A modern (non-destructive) longitudinal study of the Internet is CAIDA run by the Cooperative Association for Internet Data Analysis. They have been collecting data since 1997.
[1] Check out Yahoo's open source Boomerang measurement library. It includes plugins to measure DNS latency, network latency, bandwidth, and other cool stuff.
[2] It doesn't actually hit /favicon.ico, it hits an endpoint that returns all of the proper no-cache voodoo and closes the connection. Also, we use multiple domains to test SSL, DNSSEC, IPv6, etc.

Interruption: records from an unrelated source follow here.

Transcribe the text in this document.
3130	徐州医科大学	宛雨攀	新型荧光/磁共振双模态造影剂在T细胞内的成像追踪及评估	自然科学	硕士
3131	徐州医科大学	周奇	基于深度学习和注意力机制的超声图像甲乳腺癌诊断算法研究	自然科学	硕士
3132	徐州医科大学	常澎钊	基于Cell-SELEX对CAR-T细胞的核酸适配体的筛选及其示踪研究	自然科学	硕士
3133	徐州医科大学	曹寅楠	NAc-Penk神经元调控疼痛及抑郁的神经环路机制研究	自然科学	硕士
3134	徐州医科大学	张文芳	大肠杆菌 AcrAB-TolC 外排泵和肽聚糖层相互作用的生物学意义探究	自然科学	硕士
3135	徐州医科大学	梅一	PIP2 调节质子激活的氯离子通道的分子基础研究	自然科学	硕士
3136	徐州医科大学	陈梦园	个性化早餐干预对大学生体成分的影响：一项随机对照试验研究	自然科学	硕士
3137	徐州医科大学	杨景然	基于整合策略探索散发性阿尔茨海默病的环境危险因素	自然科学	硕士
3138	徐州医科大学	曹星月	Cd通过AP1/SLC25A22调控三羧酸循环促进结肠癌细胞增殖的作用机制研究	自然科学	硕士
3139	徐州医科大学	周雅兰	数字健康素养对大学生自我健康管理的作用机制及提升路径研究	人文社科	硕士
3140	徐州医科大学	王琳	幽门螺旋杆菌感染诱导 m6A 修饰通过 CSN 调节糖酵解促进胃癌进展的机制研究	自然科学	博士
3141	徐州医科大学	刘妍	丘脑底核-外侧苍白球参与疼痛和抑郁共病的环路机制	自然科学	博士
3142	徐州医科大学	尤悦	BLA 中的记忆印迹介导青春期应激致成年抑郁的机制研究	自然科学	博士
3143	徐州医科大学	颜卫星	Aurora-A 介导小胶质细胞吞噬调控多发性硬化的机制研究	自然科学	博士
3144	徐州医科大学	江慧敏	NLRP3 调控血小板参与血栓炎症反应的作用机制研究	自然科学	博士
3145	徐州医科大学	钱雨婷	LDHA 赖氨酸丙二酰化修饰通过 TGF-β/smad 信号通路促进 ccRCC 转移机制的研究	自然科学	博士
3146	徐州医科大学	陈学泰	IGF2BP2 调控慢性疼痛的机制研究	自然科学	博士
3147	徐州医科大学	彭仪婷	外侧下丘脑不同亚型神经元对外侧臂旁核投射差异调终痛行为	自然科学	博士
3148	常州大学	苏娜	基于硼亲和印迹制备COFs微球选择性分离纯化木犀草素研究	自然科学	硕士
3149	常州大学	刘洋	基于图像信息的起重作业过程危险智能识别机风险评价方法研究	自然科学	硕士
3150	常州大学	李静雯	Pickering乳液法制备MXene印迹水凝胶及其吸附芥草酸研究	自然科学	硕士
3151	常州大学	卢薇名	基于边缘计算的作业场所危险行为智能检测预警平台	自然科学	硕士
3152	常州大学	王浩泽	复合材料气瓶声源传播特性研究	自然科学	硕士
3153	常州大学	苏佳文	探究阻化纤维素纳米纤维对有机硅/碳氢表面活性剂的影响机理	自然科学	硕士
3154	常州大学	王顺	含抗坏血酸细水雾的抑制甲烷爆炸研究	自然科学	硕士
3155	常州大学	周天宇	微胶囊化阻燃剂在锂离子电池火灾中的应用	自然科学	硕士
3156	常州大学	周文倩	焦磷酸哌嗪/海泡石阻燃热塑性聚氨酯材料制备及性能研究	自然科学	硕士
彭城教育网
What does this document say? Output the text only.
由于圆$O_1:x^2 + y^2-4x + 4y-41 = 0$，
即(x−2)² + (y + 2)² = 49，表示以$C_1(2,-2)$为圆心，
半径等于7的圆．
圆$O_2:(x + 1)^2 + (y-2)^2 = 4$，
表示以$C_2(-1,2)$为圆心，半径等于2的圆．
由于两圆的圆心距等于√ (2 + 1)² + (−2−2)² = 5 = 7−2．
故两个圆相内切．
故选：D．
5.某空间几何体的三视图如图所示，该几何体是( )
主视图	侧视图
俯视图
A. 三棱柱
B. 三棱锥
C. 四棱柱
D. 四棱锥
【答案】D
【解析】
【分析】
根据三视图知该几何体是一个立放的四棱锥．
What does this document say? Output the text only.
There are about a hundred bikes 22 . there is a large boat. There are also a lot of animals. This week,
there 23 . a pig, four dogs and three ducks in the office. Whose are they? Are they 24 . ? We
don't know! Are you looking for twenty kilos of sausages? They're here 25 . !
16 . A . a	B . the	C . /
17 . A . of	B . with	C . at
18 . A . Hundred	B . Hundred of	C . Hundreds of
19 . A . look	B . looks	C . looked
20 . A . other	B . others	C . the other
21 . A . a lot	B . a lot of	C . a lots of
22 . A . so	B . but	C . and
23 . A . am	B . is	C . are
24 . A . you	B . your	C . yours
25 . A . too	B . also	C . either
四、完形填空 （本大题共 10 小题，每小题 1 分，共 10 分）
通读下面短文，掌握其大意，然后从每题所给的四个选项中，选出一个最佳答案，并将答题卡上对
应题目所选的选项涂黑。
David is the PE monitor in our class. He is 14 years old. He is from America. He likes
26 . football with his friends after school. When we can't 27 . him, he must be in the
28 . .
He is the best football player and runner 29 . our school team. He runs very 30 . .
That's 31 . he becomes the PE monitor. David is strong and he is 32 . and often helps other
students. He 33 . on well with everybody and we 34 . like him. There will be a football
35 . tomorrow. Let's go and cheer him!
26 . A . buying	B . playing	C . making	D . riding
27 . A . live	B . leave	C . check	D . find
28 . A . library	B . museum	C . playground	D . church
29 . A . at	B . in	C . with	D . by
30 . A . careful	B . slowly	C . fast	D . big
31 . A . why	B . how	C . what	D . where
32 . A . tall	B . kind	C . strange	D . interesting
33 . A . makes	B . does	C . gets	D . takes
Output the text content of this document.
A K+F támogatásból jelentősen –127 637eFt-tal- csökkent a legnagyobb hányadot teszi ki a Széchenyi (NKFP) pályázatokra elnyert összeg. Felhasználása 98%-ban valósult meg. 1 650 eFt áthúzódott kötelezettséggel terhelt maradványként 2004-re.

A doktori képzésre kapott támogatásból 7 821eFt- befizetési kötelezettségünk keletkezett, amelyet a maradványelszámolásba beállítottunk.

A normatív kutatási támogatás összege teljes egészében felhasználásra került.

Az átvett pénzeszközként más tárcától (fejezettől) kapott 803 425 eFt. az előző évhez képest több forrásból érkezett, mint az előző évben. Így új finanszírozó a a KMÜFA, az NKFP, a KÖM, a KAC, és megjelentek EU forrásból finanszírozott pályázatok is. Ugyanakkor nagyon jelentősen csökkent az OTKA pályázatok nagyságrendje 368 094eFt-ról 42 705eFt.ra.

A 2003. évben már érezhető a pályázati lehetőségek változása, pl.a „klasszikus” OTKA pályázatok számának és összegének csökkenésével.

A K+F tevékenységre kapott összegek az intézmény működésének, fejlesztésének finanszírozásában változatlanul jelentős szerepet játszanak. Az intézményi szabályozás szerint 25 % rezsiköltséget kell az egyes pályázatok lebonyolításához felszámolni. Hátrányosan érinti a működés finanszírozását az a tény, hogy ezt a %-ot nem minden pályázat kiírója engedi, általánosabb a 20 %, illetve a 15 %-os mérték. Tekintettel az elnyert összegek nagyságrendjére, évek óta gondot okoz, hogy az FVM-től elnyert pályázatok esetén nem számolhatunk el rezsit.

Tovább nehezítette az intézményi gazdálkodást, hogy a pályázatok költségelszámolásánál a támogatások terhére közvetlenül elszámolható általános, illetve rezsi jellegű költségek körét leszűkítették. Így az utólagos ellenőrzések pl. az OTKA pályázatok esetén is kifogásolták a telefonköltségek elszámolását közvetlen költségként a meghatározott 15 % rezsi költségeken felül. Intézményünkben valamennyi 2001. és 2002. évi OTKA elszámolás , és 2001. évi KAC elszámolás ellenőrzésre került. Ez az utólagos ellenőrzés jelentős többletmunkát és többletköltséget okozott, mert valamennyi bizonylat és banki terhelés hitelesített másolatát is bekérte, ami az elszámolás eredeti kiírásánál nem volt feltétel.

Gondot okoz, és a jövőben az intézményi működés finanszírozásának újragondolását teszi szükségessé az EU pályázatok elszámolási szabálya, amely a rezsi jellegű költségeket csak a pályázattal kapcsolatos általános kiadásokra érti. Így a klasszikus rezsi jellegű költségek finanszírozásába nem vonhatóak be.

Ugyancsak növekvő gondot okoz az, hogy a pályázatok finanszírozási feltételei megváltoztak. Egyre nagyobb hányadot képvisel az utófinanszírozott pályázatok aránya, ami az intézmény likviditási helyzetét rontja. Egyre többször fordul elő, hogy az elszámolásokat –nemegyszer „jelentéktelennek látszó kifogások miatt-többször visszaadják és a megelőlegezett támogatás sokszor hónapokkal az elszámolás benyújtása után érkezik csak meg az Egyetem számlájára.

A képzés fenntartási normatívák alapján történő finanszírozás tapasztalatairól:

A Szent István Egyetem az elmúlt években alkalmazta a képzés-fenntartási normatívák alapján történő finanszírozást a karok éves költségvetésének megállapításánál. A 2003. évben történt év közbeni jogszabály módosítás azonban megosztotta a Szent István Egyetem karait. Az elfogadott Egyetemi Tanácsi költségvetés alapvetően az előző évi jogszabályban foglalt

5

[3] There are six packets involved in a minimal TCP handshake and HTTP request. As far as the client is concerned packet 6 is not part of the timing, and packets 3 & 4 are sent out at the same instant (sometimes as the same packet). So, if you squint hard enough, the time from the sending of packet 1 and the receipt of packet 5 (i.e., the time between setting the Image object's src attribute and its onload event) is equivalent to two network round-trips.
[4] Please note that we average thousands of samples together. Doppler is about gross Internet statistics, not per-user data.
[5] This is done by introducing packet delays and loss at the TCP level. You can do this yourself with Charles Proxy or dummynet. I highly recommend testing your software under high latency and narrow bandwidth.